Checking XFS file system


RobJ

Recommended Posts

Sorry for all the words.  The actual feature request is down near the bottom, highlighted.

Just started some Reiser to XFS conversions, and after completing a full disk copy of 2.5TB, decided to test the new XFS file system, using the WebGUI.  I kept the default of a single option of -n, which should do a read only test.  It finished in a minute or so (surprisingly fast for the number of files and folders!), and returned this report in the output box -

Phase 1 - find and verify superblock...
Phase 2 - using internal log
        - scan filesystem freespace and inode maps...
        - found root inode chunk
Phase 3 - for each AG...
        - scan (but don't clear) agi unlinked lists...
        - process known inodes and perform inode discovery...
        - agno = 0
        - agno = 1
        - agno = 2
        - agno = 3
        - process newly discovered inodes...
Phase 4 - check for duplicate blocks...
        - setting up duplicate extent list...
        - check for inodes claiming duplicate blocks...
        - agno = 0
        - agno = 1
        - agno = 2
        - agno = 3
No modify flag set, skipping phase 5
Phase 6 - check inode connectivity...
        - traversing filesystem ...
        - traversal finished ...
        - moving disconnected inodes to lost+found ...
Phase 7 - verify link counts...
No modify flag set, skipping filesystem flush and exiting.

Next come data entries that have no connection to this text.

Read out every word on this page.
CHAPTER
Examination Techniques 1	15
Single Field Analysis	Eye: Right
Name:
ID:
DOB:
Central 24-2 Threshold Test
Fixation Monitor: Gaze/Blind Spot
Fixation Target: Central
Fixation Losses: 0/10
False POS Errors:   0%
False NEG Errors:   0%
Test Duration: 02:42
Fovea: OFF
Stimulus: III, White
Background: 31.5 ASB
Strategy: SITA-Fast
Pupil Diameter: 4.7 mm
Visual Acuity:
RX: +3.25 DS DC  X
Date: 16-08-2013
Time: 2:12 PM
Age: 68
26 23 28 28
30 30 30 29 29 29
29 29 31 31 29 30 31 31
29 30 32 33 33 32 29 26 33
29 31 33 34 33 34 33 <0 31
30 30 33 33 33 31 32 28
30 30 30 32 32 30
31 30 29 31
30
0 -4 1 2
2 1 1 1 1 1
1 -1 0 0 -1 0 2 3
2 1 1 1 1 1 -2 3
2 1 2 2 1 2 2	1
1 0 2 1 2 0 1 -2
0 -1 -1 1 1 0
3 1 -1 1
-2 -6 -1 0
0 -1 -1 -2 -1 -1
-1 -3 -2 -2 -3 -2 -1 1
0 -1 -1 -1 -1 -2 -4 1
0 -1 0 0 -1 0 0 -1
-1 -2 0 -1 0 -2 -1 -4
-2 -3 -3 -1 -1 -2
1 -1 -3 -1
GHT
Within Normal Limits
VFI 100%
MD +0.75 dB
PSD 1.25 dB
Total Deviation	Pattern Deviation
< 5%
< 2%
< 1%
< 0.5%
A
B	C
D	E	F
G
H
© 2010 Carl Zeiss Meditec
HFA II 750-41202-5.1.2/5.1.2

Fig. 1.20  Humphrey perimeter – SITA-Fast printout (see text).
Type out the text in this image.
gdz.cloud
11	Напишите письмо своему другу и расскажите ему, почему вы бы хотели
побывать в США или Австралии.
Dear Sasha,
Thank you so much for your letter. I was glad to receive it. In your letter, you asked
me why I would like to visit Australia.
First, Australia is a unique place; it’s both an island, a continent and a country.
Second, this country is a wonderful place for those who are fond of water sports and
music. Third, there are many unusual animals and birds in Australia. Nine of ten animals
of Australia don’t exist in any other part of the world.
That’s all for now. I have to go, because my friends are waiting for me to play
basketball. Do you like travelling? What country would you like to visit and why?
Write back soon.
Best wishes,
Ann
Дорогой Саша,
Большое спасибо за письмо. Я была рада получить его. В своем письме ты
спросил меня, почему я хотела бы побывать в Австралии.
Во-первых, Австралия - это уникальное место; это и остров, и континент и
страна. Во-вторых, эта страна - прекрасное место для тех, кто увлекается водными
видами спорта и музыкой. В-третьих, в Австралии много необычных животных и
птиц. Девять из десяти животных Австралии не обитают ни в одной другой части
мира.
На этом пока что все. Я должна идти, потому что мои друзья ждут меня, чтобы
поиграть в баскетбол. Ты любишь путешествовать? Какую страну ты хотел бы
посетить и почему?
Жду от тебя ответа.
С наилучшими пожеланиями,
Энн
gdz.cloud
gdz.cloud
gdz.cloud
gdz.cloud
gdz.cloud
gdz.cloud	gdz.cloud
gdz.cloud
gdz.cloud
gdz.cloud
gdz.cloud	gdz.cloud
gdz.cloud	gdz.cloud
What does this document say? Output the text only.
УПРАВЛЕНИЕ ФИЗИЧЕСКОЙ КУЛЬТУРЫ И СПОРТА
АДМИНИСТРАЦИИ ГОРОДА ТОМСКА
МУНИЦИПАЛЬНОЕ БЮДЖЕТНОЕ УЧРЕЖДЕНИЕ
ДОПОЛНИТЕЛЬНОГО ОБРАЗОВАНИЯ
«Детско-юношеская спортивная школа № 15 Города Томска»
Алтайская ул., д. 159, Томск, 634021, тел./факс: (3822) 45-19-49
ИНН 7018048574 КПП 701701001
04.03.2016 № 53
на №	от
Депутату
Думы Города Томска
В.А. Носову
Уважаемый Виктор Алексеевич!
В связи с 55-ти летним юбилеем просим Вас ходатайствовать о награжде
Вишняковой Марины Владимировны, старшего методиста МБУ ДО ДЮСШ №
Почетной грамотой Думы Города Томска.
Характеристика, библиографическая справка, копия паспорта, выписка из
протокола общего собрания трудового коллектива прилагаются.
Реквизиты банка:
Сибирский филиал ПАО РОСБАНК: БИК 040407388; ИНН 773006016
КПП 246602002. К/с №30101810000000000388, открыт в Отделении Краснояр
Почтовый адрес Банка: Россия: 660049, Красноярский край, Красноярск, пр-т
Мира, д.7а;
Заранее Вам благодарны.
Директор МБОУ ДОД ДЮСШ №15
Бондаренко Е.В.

And that's it!  No success or failure note, no obvious indication of errors or not, and some suspicious lines that may or may not indicate a problem.  Especially "moving disconnected inodes to lost+found", does that mean it found some, or it's executing the function that would move them if there were any (which is still a secret!)?

 

For inexperienced users (which I still am here), this is useless and confusing.  I decided to run it again without the -n option, to see if it DID find something to fix, and got the following report -

Phase 1 - find and verify superblock...
Phase 2 - using internal log
        - zero log...
        - scan filesystem freespace and inode maps...
        - found root inode chunk
Phase 3 - for each AG...
        - scan and clear agi unlinked lists...
        - process known inodes and perform inode discovery...
        - agno = 0
        - agno = 1
        - agno = 2
        - agno = 3
        - process newly discovered inodes...
Phase 4 - check for duplicate blocks...
        - setting up duplicate extent list...
        - check for inodes claiming duplicate blocks...
        - agno = 1
        - agno = 0
        - agno = 2
        - agno = 3
Phase 5 - rebuild AG headers and trees...
        - reset superblock...
Phase 6 - check inode connectivity...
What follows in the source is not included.